From left, Chelsea Fu, Jason Villasenor, and Ronnie Grider participate in an ALANA orientation session, completing surveys and evaluations in Buck Computer Lab.
Illinois Wesleyan First-Years Engage in Community-Building
August 18, 2008
BLOOMINGTON, Ill. – Though the Class of 2012 is officially welcomed to campus on Tuesday, Aug. 19, some Illinois Wesleyan University first-years have already begun the process of immersing themselves in the IWU and Bloomington-Normal communities: 35 incoming international students from 12 countries met in the “global lounge” Friday, Aug. 15. The following day, 36 ALANA (African-American, Latino American, Asian American, and Native American) students arrived on campus. The International Student Orientation and the ALANA Student Orientation are voluntary programs designed to enhance the six-day "Turning Titan: New Student Orientation” program for all incoming students.

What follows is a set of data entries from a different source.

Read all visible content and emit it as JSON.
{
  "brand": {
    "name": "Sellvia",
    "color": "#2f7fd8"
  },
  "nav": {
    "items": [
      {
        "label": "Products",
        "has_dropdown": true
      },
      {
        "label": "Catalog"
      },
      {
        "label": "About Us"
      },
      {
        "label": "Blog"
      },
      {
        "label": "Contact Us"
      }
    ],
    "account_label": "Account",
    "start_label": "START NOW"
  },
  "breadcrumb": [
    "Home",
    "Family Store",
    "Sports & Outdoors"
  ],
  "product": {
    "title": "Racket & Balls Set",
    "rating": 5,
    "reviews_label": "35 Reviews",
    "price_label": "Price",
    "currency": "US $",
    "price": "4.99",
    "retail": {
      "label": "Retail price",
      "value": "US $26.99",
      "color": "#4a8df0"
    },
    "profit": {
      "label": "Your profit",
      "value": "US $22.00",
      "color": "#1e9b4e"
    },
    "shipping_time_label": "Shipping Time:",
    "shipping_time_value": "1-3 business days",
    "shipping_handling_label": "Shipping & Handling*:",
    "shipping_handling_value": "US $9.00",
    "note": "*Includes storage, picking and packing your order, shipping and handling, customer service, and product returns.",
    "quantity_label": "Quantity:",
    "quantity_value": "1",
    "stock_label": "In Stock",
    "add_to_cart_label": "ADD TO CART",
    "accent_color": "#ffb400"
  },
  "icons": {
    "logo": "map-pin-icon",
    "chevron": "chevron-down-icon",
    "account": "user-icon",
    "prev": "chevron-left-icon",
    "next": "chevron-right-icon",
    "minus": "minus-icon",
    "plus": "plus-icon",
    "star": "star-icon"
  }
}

The International Student Orientation is meant to help incoming first-years adjust to the practicalities of living in the United States. Participants were offered language tutors, information technology sessions and faculty panels explaining Illinois Wesleyan academic expectations. Students also spent time socializing through activities such as shopping and bowling. “The most important part of what this orientation does is to give these students a chance to create their own community before joining 500 or more students,” said Stacey Shimizu, director of the international office.
According to International Student Advisor Reenie Bradley, the orientation program would not be the same without the help of returning international students, particularly the Office’s three student assistants. “My assistants want to give back to the next group, and that is what I find most rewarding – to see the older students pay it forward to the next group. We truly have a global village, with all our international students helping each other, no matter what their culture,” said Bradley. Members of the Bloomington-Normal community, along with the University’s faculty and staff, also joined the global village this year, inviting groups of two to eight students over for home-cooked meals. “The dinners were a really special way to welcome the students into the community, and we hope that involvement continues to grow next year,” said Bradley.
The ALANA Student Orientation also relied upon help from the community to make their program successful. Through “mentoring mixers,” participating students were individually paired with Bloomington-Normal minority professionals. Mentors committed to making meaningful contact with their students once a month, through exchanging e-mails or inviting them to events within the community that speak to shared cultures. Participants also met with a panel of minority faculty and returning students.
“It’s affirming for students to see themselves reflected in campus and community members,” Director of Multicultural Student Affairs Nicole Brown-Davis said. “That’s why our ALANA Leaders are so valuable. They bring credibility of experience. After participating in the Multicultural Office’s Summer Enrichment Program, they are well-trained to offer support to students.” Seven ALANA Leaders facilitated the orientation program this year.
“The ALANA orientation is not about ‘playing catch-up,’” said Brown-Davis. “Instead, the goal is to help students make sense of campus resources and to empower them to ask the sophisticated questions when it comes to getting the most out of their Illinois Wesleyan educations.”